24-hour quiet hours went into effect at midnight Thursday. In my experience, the continual quiet forces an anticlimactic ending to a year of life in the dorms. People take will take exams over the course of the next week (they start tomorrow and run through next Friday, excepting Sunday) and, being unable to laugh and shout and have a good time, quietly disappear. Inevitably, I am one of the last to leave. I just happen to pick classes that have late exams, and I live so far away that my parents can’t swing up and get me whenever they want.

I’ll actually be one of the last to leave this time, but for once, a lot of other people are checking out on Saturday morning. So maybe this last week won’t be too quiet.

One of my pet peeves is hearing compression artifacts in digital audio. It’s distracting and unnecessary now that we have high-bandwidth connections and better audio formats that make MP3 obsolete. It turns out that not everyone cares about fidelity as much as I do. In fact, a Stanford music professor has found that in six years’ worth of listening tests, his students have shown an increased preference for low-bitrate MP3s over their higher-quality counterparts. One explanation is that people like what they’re used to, and many young people are used to stuffing their iPods with every MP3 they can find and taking them on the go. This also explains why some people think vinyl sounds better. It actually doesn’t, of course; they’re just used to hearing music that way.

Some guy called Doug Nufer wrote a book called Never Again. Each word in the book is used only once. Talk about a constrained writing experiment; it’s actually almost 200 pages. And it looks like the second word is “the.” Tough. (Via J-Walk Blog)

This is probably something I would do. The BBC reports: “A Finnish computer programmer who lost one of his fingers in a motorcycle accident has made himself a prosthetic replacement with a USB drive attached.” The article has a picture. (And the prosthetic is detachable, which is good because he’d probably want more than 2 GB eventually.)


1 comment

#1 by Keith: Sat Apr 25, 2009 08:54 (UTC -5)

Wow, I’ve got two more weeks and then the finals week.

Swimming pools?
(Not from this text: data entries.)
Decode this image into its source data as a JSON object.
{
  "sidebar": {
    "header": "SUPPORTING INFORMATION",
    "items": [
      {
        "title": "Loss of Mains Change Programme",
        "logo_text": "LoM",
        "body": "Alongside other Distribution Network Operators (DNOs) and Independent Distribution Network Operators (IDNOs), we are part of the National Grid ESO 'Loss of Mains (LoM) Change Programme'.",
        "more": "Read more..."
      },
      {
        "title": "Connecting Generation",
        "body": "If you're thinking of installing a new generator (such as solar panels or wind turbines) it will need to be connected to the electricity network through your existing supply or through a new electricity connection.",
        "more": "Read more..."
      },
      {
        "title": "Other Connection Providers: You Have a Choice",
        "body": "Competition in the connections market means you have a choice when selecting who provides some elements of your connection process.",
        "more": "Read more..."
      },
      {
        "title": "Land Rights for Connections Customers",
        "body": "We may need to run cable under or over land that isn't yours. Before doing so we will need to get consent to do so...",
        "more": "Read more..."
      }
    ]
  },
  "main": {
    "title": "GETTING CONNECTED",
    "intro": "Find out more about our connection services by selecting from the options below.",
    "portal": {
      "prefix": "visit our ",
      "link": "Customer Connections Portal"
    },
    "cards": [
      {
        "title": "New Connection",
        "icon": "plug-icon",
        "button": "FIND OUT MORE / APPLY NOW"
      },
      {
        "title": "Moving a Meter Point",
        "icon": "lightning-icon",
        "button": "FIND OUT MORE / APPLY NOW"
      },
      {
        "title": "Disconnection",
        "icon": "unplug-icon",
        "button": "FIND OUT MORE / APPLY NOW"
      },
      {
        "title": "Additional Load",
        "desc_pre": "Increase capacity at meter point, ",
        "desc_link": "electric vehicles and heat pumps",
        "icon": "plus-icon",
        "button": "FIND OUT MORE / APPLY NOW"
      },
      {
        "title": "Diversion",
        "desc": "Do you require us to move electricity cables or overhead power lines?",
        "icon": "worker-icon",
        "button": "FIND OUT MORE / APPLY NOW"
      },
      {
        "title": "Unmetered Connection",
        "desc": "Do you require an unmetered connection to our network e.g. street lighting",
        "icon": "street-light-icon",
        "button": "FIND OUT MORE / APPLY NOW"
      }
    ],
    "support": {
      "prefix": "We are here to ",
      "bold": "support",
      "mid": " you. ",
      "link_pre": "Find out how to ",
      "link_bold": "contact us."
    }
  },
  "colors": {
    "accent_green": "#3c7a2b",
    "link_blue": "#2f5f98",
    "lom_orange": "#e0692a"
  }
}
I guess I’m one in the vast minority who was never able to learn to swim.

I guess I just can’t hear “audio artifacts.” We don’t have high-bandwidth connections here (just 56k dial-up, which is more like 40k; supposedly, we’re lucky because in some places the lines can’t even handle that much). There’s DSL if you live near civilization. My mother just bought an MP3 player to take her downloaded music with her.